I was reading a national newspaper the other day – it’s an occupational hazard – when I was struck by the paper’s complete absence of sub-headers (it was the Guardian if you must know). There’s the headline in all its attention grabbing glory, but what happened to all its little brothers and sisters scattered strategically throughout the piece to help the reader navigate the article and keep them interested?

A barren landscape (there’s a sub for you)
There was a big investigative story that looked interesting, but confronted by the acres of news print, I couldn’t quite face the read. It all looked a little daunting.

One click and you’ve lost it (make them engaging…)
Writing for the web for instance demands that you write less; break it up into manageable chunks; have clear signposting in place; and basically do all you can to keep a tenacious hold of the reader’s digitally shortened attention span. One click and you’ve lost it.

Now I know writing in newsprint gives you a bit more of that reader’s attention span, but just how much?

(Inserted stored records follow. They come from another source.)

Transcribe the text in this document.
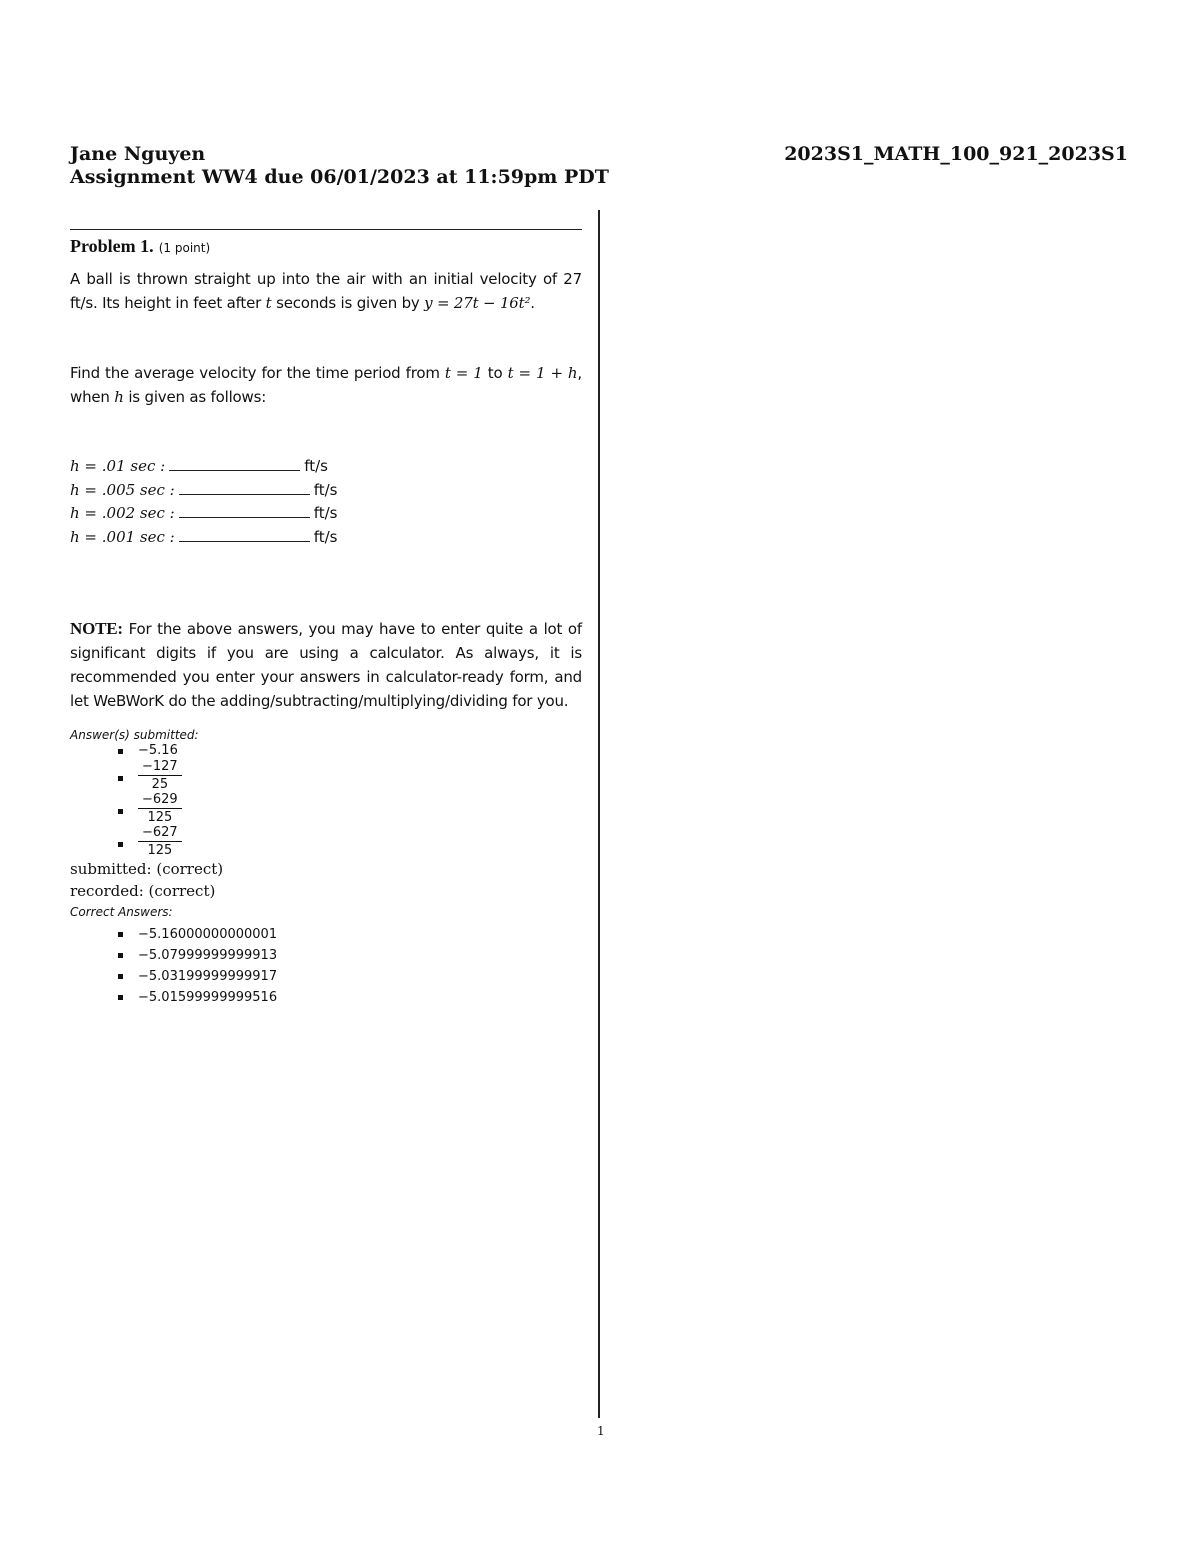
Jane Nguyen
Assignment WW4 due 06/01/2023 at 11:59pm PDT
2023S1_MATH_100_921_2023S1
Problem 1. (1 point)

A ball is thrown straight up into the air with an initial velocity of 27 ft/s. Its height in feet after t seconds is given by y = 27t − 16t².

Find the average velocity for the time period from t = 1 to t = 1 + h, when h is given as follows:

h = .01 sec :	ft/s
h = .005 sec :	ft/s
h = .002 sec :	ft/s
h = .001 sec :	ft/s

NOTE: For the above answers, you may have to enter quite a lot of significant digits if you are using a calculator. As always, it is recommended you enter your answers in calculator-ready form, and let WeBWorK do the adding/subtracting/multiplying/dividing for you.

Answer(s) submitted:
−5.16
$\frac{-127}{25}$
$\frac{-629}{125}$
$\frac{-627}{125}$
submitted: (correct)
recorded: (correct)
Correct Answers:
−5.16000000000001
−5.07999999999913
−5.03199999999917
−5.01599999999516
1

Would you have an article without pictures?  I would say that good sub-headers are just as important.

Free money (…but keep them relevant)
So when you’re next writing a piece whether it’s online or print, an internal newsletter or an article for external publication, think what you can do to the layout to make it as engaging and as easy to read as possible.

It doesn’t matter how well crafted your words are if no one bothers to read them.